I would change the whole process. Instead of processing the messages when they come in, I would simply "stage" them in e.g. a relational table T1. The key values of each message are saved to another table T2.
Now you separate your current mapping into two separate mappings.
The first mapping reads the messages and "stages" them in T1 and T2.
The second mapping sources T1 in combination with T2 (inner join) and processes these records; whenever one record has been written to all targets (or moved to some error target in case the data i nthis particular message were inacceptable), the respective message key is "removed" from T2.
This second mapping needs to be repeated more or less constantly in order to shorten the delay between the two mappings.
One additional remark about the "removal" of message keys from T2.
In terms of transparency of processing, it makes sense to use one of the two following approaches.
First you can set up a "flag" in T2; whenever a message key arrives from the message queue and is written to T1 and T2 (by the first mapping), this "flag" is set to "fresh" (e.g. value 1). Now whenever the second mapping finishes one single message from T1 and T2, this flag is set to "no longer available" in T2. Last point is to change the source filter for the second mapping such that it sources only those records from T1 and T2 where the flag in T2 has the value "fresh" (in order to avoid duplicate processing of any messages).
The advantage of this approach is transparency; if you not only add this "flag" to T2 but also add two timestamps ("read_when" and "processed_when", for example), then you can safely tell any auditor when each particular record has been read from the message queue (by mapping 1) and when it has been processed (by mapping 2).
Second you can indeed either "physically" remove those message keys from T2; in addition you may want to save them to another "full history table", but that's a different story.
Thanks for the reply Nico. Yes the requirement was to process the data as real time or Near real time hence we pursued the design that I explained.
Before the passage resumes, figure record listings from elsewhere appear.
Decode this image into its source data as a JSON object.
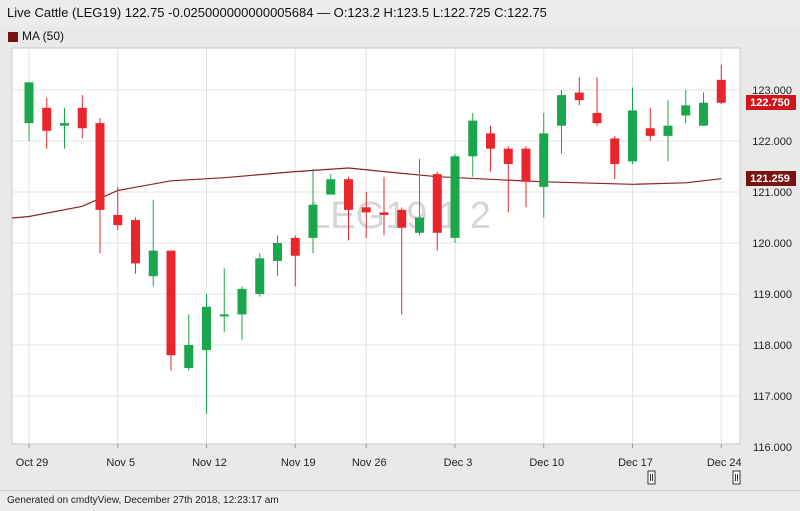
{
  "header": {
    "title": "Live Cattle (LEG19) 122.75 -0.025000000000005684 — O:123.2 H:123.5 L:122.725 C:122.75"
  },
  "legend": {
    "label": "MA (50)",
    "color": "#7a1212"
  },
  "footer": {
    "text": "Generated on cmdtyView, December 27th 2018, 12:23:17 am"
  },
  "watermark": "LEG19 1 2",
  "chart_data": {
    "type": "candlestick",
    "ylim": [
      116,
      124
    ],
    "yticks": [
      "116.000",
      "117.000",
      "118.000",
      "119.000",
      "120.000",
      "121.000",
      "122.000",
      "123.000"
    ],
    "xtick_labels": [
      "Oct 29",
      "Nov 5",
      "Nov 12",
      "Nov 19",
      "Nov 26",
      "Dec 3",
      "Dec 10",
      "Dec 17",
      "Dec 24"
    ],
    "last_price_label": "122.750",
    "ma_label": "121.259",
    "colors": {
      "up": "#1aa64a",
      "down": "#e8262b",
      "ma": "#8b2323"
    },
    "candles": [
      {
        "date": "Oct 29",
        "o": 122.35,
        "h": 123.15,
        "l": 122.0,
        "c": 123.15
      },
      {
        "date": "Oct 30",
        "o": 122.65,
        "h": 122.85,
        "l": 121.85,
        "c": 122.2
      },
      {
        "date": "Oct 31",
        "o": 122.3,
        "h": 122.65,
        "l": 121.85,
        "c": 122.35
      },
      {
        "date": "Nov 1",
        "o": 122.65,
        "h": 122.9,
        "l": 122.05,
        "c": 122.25
      },
      {
        "date": "Nov 2",
        "o": 122.35,
        "h": 122.45,
        "l": 119.8,
        "c": 120.65
      },
      {
        "date": "Nov 5",
        "o": 120.55,
        "h": 121.1,
        "l": 120.25,
        "c": 120.35
      },
      {
        "date": "Nov 6",
        "o": 120.45,
        "h": 120.5,
        "l": 119.4,
        "c": 119.6
      },
      {
        "date": "Nov 7",
        "o": 119.35,
        "h": 120.85,
        "l": 119.15,
        "c": 119.85
      },
      {
        "date": "Nov 8",
        "o": 119.85,
        "h": 119.85,
        "l": 117.5,
        "c": 117.8
      },
      {
        "date": "Nov 9",
        "o": 117.55,
        "h": 118.6,
        "l": 117.5,
        "c": 118.0
      },
      {
        "date": "Nov 12",
        "o": 117.9,
        "h": 119.0,
        "l": 116.65,
        "c": 118.75
      },
      {
        "date": "Nov 13",
        "o": 118.6,
        "h": 119.5,
        "l": 118.25,
        "c": 118.6
      },
      {
        "date": "Nov 14",
        "o": 118.6,
        "h": 119.15,
        "l": 118.1,
        "c": 119.1
      },
      {
        "date": "Nov 15",
        "o": 119.0,
        "h": 119.8,
        "l": 118.95,
        "c": 119.7
      },
      {
        "date": "Nov 16",
        "o": 119.65,
        "h": 120.15,
        "l": 119.35,
        "c": 120.0
      },
      {
        "date": "Nov 19",
        "o": 120.1,
        "h": 120.15,
        "l": 119.15,
        "c": 119.75
      },
      {
        "date": "Nov 20",
        "o": 120.1,
        "h": 121.45,
        "l": 119.8,
        "c": 120.75
      },
      {
        "date": "Nov 21",
        "o": 120.95,
        "h": 121.35,
        "l": 120.95,
        "c": 121.25
      },
      {
        "date": "Nov 23",
        "o": 121.25,
        "h": 121.3,
        "l": 120.05,
        "c": 120.65
      },
      {
        "date": "Nov 26",
        "o": 120.7,
        "h": 121.0,
        "l": 120.1,
        "c": 120.6
      },
      {
        "date": "Nov 27",
        "o": 120.6,
        "h": 121.3,
        "l": 120.15,
        "c": 120.55
      },
      {
        "date": "Nov 28",
        "o": 120.65,
        "h": 120.7,
        "l": 118.6,
        "c": 120.3
      },
      {
        "date": "Nov 29",
        "o": 120.2,
        "h": 121.65,
        "l": 120.15,
        "c": 120.5
      },
      {
        "date": "Nov 30",
        "o": 121.35,
        "h": 121.4,
        "l": 119.85,
        "c": 120.2
      },
      {
        "date": "Dec 3",
        "o": 120.1,
        "h": 121.75,
        "l": 120.0,
        "c": 121.7
      },
      {
        "date": "Dec 4",
        "o": 121.7,
        "h": 122.55,
        "l": 121.3,
        "c": 122.4
      },
      {
        "date": "Dec 5",
        "o": 122.15,
        "h": 122.3,
        "l": 121.4,
        "c": 121.85
      },
      {
        "date": "Dec 6",
        "o": 121.85,
        "h": 121.9,
        "l": 120.6,
        "c": 121.55
      },
      {
        "date": "Dec 7",
        "o": 121.85,
        "h": 121.9,
        "l": 120.7,
        "c": 121.2
      },
      {
        "date": "Dec 10",
        "o": 121.1,
        "h": 122.55,
        "l": 120.5,
        "c": 122.15
      },
      {
        "date": "Dec 11",
        "o": 122.3,
        "h": 123.0,
        "l": 121.75,
        "c": 122.9
      },
      {
        "date": "Dec 12",
        "o": 122.95,
        "h": 123.25,
        "l": 122.7,
        "c": 122.8
      },
      {
        "date": "Dec 13",
        "o": 122.55,
        "h": 123.25,
        "l": 122.3,
        "c": 122.35
      },
      {
        "date": "Dec 14",
        "o": 122.05,
        "h": 122.1,
        "l": 121.25,
        "c": 121.55
      },
      {
        "date": "Dec 17",
        "o": 121.6,
        "h": 123.05,
        "l": 121.55,
        "c": 122.6
      },
      {
        "date": "Dec 18",
        "o": 122.25,
        "h": 122.65,
        "l": 122.0,
        "c": 122.1
      },
      {
        "date": "Dec 19",
        "o": 122.1,
        "h": 122.8,
        "l": 121.6,
        "c": 122.3
      },
      {
        "date": "Dec 20",
        "o": 122.5,
        "h": 123.0,
        "l": 122.35,
        "c": 122.7
      },
      {
        "date": "Dec 21",
        "o": 122.3,
        "h": 122.95,
        "l": 122.3,
        "c": 122.75
      },
      {
        "date": "Dec 24",
        "o": 123.2,
        "h": 123.5,
        "l": 122.725,
        "c": 122.75
      }
    ],
    "ma": [
      {
        "date": "Oct 29",
        "v": 120.52
      },
      {
        "date": "Nov 1",
        "v": 120.72
      },
      {
        "date": "Nov 5",
        "v": 121.03
      },
      {
        "date": "Nov 8",
        "v": 121.22
      },
      {
        "date": "Nov 13",
        "v": 121.28
      },
      {
        "date": "Nov 19",
        "v": 121.4
      },
      {
        "date": "Nov 23",
        "v": 121.47
      },
      {
        "date": "Nov 27",
        "v": 121.4
      },
      {
        "date": "Nov 30",
        "v": 121.3
      },
      {
        "date": "Dec 5",
        "v": 121.25
      },
      {
        "date": "Dec 10",
        "v": 121.2
      },
      {
        "date": "Dec 17",
        "v": 121.15
      },
      {
        "date": "Dec 20",
        "v": 121.18
      },
      {
        "date": "Dec 24",
        "v": 121.26
      }
    ]
  }
}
We just dump the data from MQ after parsing it through XML transformation to STG tables . Resume from last save point works fine for other failures as intended but not for the case where we get bad data (Invalid date etc) in which case the error msg and few other unprocessed good msgs are dequeued from queue and available only in GMD file which could not be processed until I remove the error record. To mitigate this I thought of creating another file parallely with the records read from the queue and if in case of such failures then to read it from that back up file after removing the error records which avoids data loss. Since I hadn't worked on failure recovery and GMD files before wanted to know if there is any other straight forward approach to handle this scenario. Thanks again
I'm not the one with the biggest experience in XML or message queue handling, but in general I fear there is no "easy" approach to what you need.
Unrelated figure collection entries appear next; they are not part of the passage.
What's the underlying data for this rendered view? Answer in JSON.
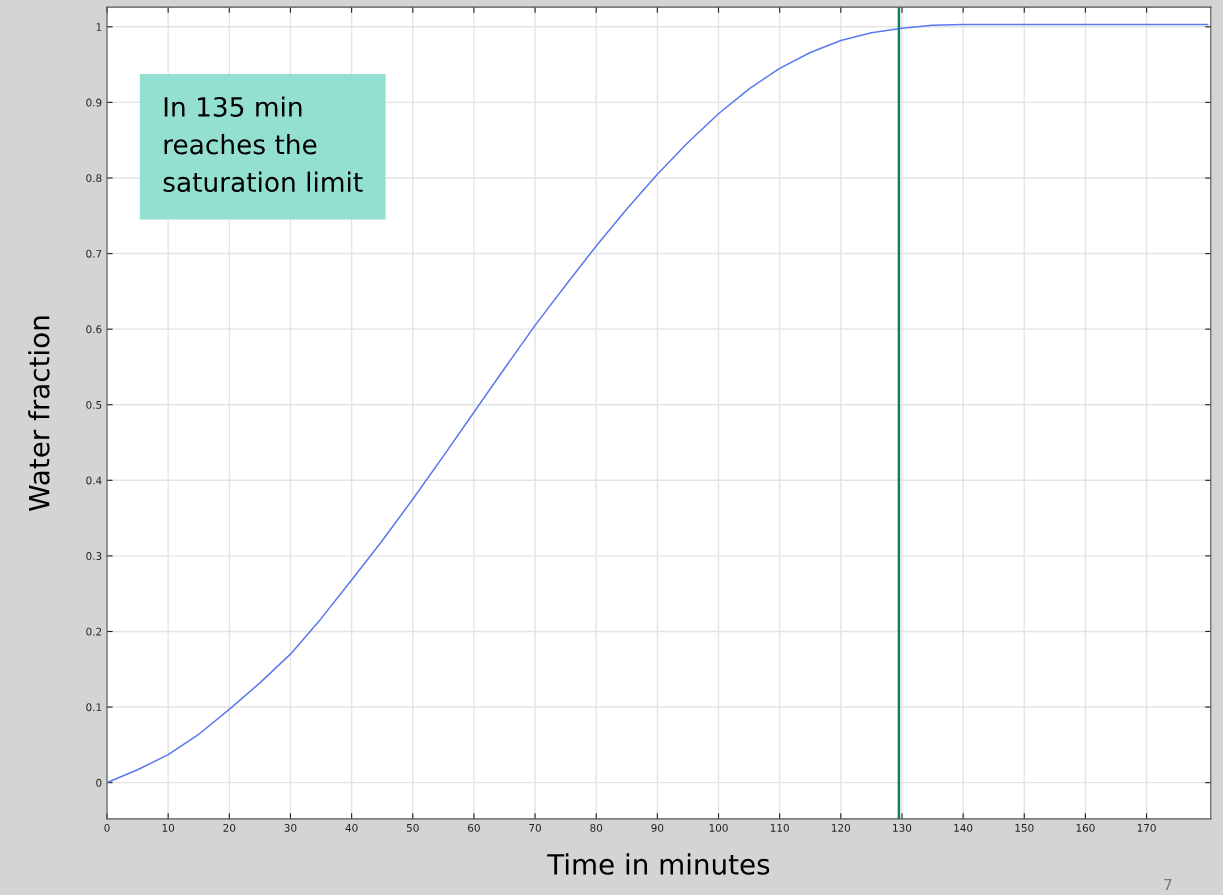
{
  "chart_data": {
    "type": "line",
    "xlabel": "Time in minutes",
    "ylabel": "Water fraction",
    "x": [
      0,
      5,
      10,
      15,
      20,
      25,
      30,
      35,
      40,
      45,
      50,
      55,
      60,
      65,
      70,
      75,
      80,
      85,
      90,
      95,
      100,
      105,
      110,
      115,
      120,
      125,
      130,
      135,
      140,
      150,
      160,
      170,
      180
    ],
    "series": [
      {
        "color": "#5b78f0",
        "values": [
          0,
          0.017,
          0.037,
          0.064,
          0.097,
          0.132,
          0.17,
          0.217,
          0.268,
          0.32,
          0.375,
          0.432,
          0.49,
          0.548,
          0.605,
          0.658,
          0.71,
          0.759,
          0.805,
          0.847,
          0.885,
          0.918,
          0.945,
          0.966,
          0.982,
          0.992,
          0.998,
          1.002,
          1.003,
          1.003,
          1.003,
          1.003,
          1.003
        ]
      }
    ],
    "xlim": [
      0,
      180.5
    ],
    "ylim": [
      -0.048,
      1.026
    ],
    "xticks": [
      0,
      10,
      20,
      30,
      40,
      50,
      60,
      70,
      80,
      90,
      100,
      110,
      120,
      130,
      140,
      150,
      160,
      170
    ],
    "yticks": [
      0,
      0.1,
      0.2,
      0.3,
      0.4,
      0.5,
      0.6,
      0.7,
      0.8,
      0.9,
      1
    ],
    "grid": true,
    "marker": "none",
    "line_style": "solid",
    "ref_lines": [
      {
        "axis": "x",
        "value": 129.5,
        "color": "#127d63",
        "line_style": "solid"
      }
    ],
    "annotations": [
      "In 135 min\nreaches the\nsaturation limit",
      "7"
    ]
  }
}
The point is that the processing of any record could go wrong. You can never tell in advance which records are "bad", you cannot even tell for which reason it will be rejected. There might, for example, occur some hardware failures which interrupt processing and kill all "complete" designs.
I've worked in one project for eight years where de-coupling the transfer and the processing of data was mandatory thanks to the unstable network infrastructure. So I do know quite some of the pitfalls that await you in such circumstances, and you have just encountered the "easy" one so far ("easy" means: easy to encounter during development phase, not only after three years in production use).
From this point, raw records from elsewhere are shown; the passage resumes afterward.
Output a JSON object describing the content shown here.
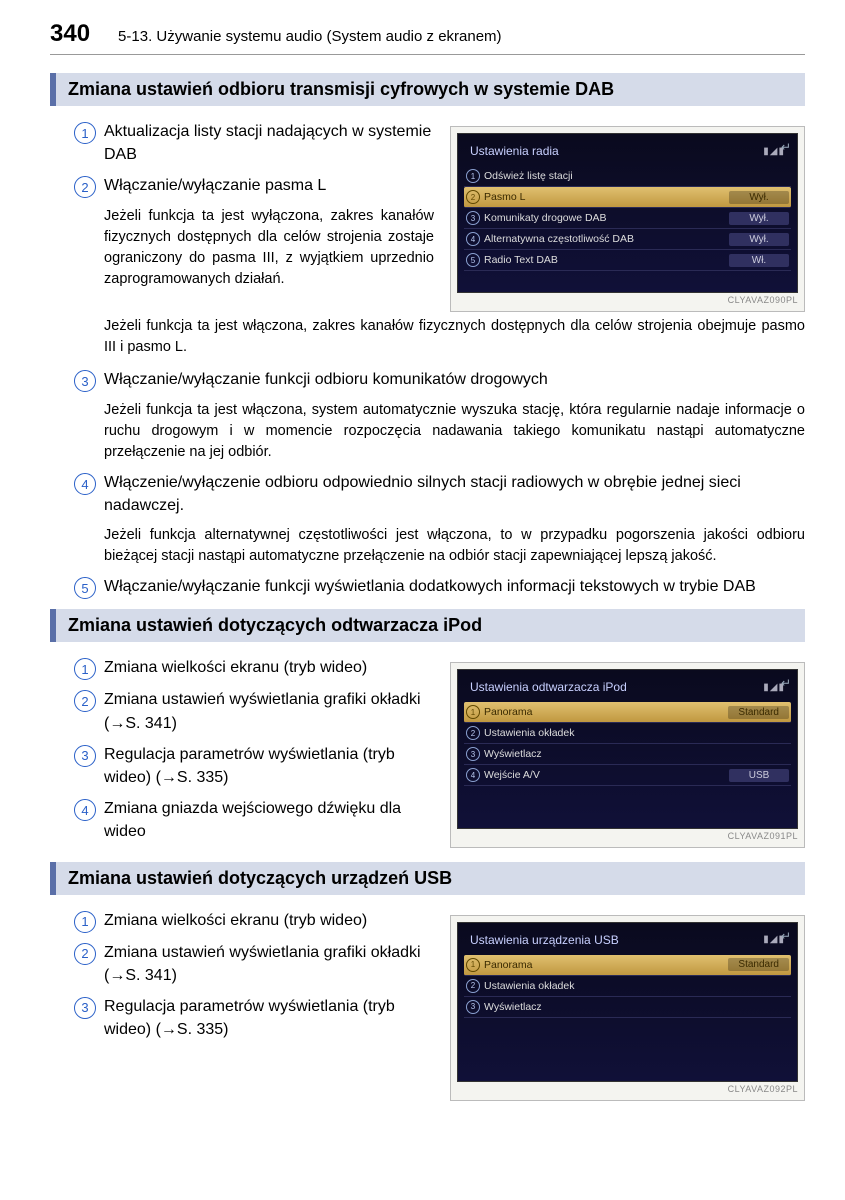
{
  "header": {
    "page_number": "340",
    "title": "5-13. Używanie systemu audio (System audio z ekranem)"
  },
  "sections": [
    {
      "heading": "Zmiana ustawień odbioru transmisji cyfrowych w systemie DAB",
      "screenshot": {
        "title": "Ustawienia radia",
        "status": "▮◢▮",
        "rows": [
          {
            "n": "1",
            "label": "Odśwież listę stacji",
            "value": "",
            "hl": false
          },
          {
            "n": "2",
            "label": "Pasmo L",
            "value": "Wył.",
            "hl": true
          },
          {
            "n": "3",
            "label": "Komunikaty drogowe DAB",
            "value": "Wył.",
            "hl": false
          },
          {
            "n": "4",
            "label": "Alternatywna częstotliwość DAB",
            "value": "Wył.",
            "hl": false
          },
          {
            "n": "5",
            "label": "Radio Text DAB",
            "value": "Wł.",
            "hl": false
          }
        ],
        "caption": "CLYAVAZ090PL"
      },
      "items": [
        {
          "n": "1",
          "title": "Aktualizacja listy stacji nadających w systemie DAB"
        },
        {
          "n": "2",
          "title": "Włączanie/wyłączanie pasma L",
          "body": "Jeżeli funkcja ta jest wyłączona, zakres kanałów fizycznych dostępnych dla celów strojenia zostaje ograniczony do pasma III, z wyjątkiem uprzednio zaprogramowanych działań."
        }
      ],
      "below": "Jeżeli funkcja ta jest włączona, zakres kanałów fizycznych dostępnych dla celów strojenia obejmuje pasmo III i pasmo L.",
      "items_after": [
        {
          "n": "3",
          "title": "Włączanie/wyłączanie funkcji odbioru komunikatów drogowych",
          "body": "Jeżeli funkcja ta jest włączona, system automatycznie wyszuka stację, która regularnie nadaje informacje o ruchu drogowym i w momencie rozpoczęcia nadawania takiego komunikatu nastąpi automatyczne przełączenie na jej odbiór."
        },
        {
          "n": "4",
          "title": "Włączenie/wyłączenie odbioru odpowiednio silnych stacji radiowych w obrębie jednej sieci nadawczej.",
          "body": "Jeżeli funkcja alternatywnej częstotliwości jest włączona, to w przypadku pogorszenia jakości odbioru bieżącej stacji nastąpi automatyczne przełączenie na odbiór stacji zapewniającej lepszą jakość."
        },
        {
          "n": "5",
          "title": "Włączanie/wyłączanie funkcji wyświetlania dodatkowych informacji tekstowych w trybie DAB"
        }
      ]
    },
    {
      "heading": "Zmiana ustawień dotyczących odtwarzacza iPod",
      "screenshot": {
        "title": "Ustawienia odtwarzacza iPod",
        "status": "▮◢▮",
        "rows": [
          {
            "n": "1",
            "label": "Panorama",
            "value": "Standard",
            "hl": true
          },
          {
            "n": "2",
            "label": "Ustawienia okładek",
            "value": "",
            "hl": false
          },
          {
            "n": "3",
            "label": "Wyświetlacz",
            "value": "",
            "hl": false
          },
          {
            "n": "4",
            "label": "Wejście A/V",
            "value": "USB",
            "hl": false
          }
        ],
        "caption": "CLYAVAZ091PL"
      },
      "items": [
        {
          "n": "1",
          "title": "Zmiana wielkości ekranu (tryb wideo)"
        },
        {
          "n": "2",
          "title": "Zmiana ustawień wyświetlania grafiki okładki (→S. 341)"
        },
        {
          "n": "3",
          "title": "Regulacja parametrów wyświetlania (tryb wideo) (→S. 335)"
        },
        {
          "n": "4",
          "title": "Zmiana gniazda wejściowego dźwięku dla wideo"
        }
      ]
    },
    {
      "heading": "Zmiana ustawień dotyczących urządzeń USB",
      "screenshot": {
        "title": "Ustawienia urządzenia USB",
        "status": "▮◢▮",
        "rows": [
          {
            "n": "1",
            "label": "Panorama",
            "value": "Standard",
            "hl": true
          },
          {
            "n": "2",
            "label": "Ustawienia okładek",
            "value": "",
            "hl": false
          },
          {
            "n": "3",
            "label": "Wyświetlacz",
            "value": "",
            "hl": false
          }
        ],
        "caption": "CLYAVAZ092PL"
      },
      "items": [
        {
          "n": "1",
          "title": "Zmiana wielkości ekranu (tryb wideo)"
        },
        {
          "n": "2",
          "title": "Zmiana ustawień wyświetlania grafiki okładki (→S. 341)"
        },
        {
          "n": "3",
          "title": "Regulacja parametrów wyświetlania (tryb wideo) (→S. 335)"
        }
      ]
    }
  ]
}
Basically you have several options here.
First you can do your best to make sure that the data in the message quere are always correct. This way your mapping wouldn't encounter this problem any longer. That is the best solution.
Second you can do your best to "optimise" and stabilise your mapping as far as possible. This way you can eliminate all potential problems one by one: each time you encounter one new problem, you cater for it. That is what you're currently trying to do. You can safely assume that in two or three years some new error will show up which will make it impossible for your mapping to process those records. Also you can safely assume that another two to three years later a similar situation with a new error cause will arise. Just my experience.
Third your organisation can accept that "staging" the data from the message queue and "processing" them must be de-coupled in order to get maximum stability and long-term maintainability. Not nice. And of course the near-real-time processing will no longer be available. But this is the only way (in my experience) to once and for all get rid of the general problem you're facing here: that neither are systems always stable, nor are data always correct, nor do software upgrades never show up new errors (during the past three months we found three new bugs in PowerExchange 10.4.1 which we were not aware of beforehand).
That's the decision your organisation has to make: what is more important:
- Stability and maintainability?
- Or the "nice-weather" implementation of some near-real-time processing which will always be in danger of getting jeopardised thanks to inherent system errors? And which will cause enormous efforts each time something goes wrong?
There is no option to manually edit the GMD/storage files to clear the bad records.
However, the bad records should be getting into the bad files in general.
This should allow you to load the messages read from the queue (that are removed and stored in the storage files) to be processed when the session is run in recovery mode.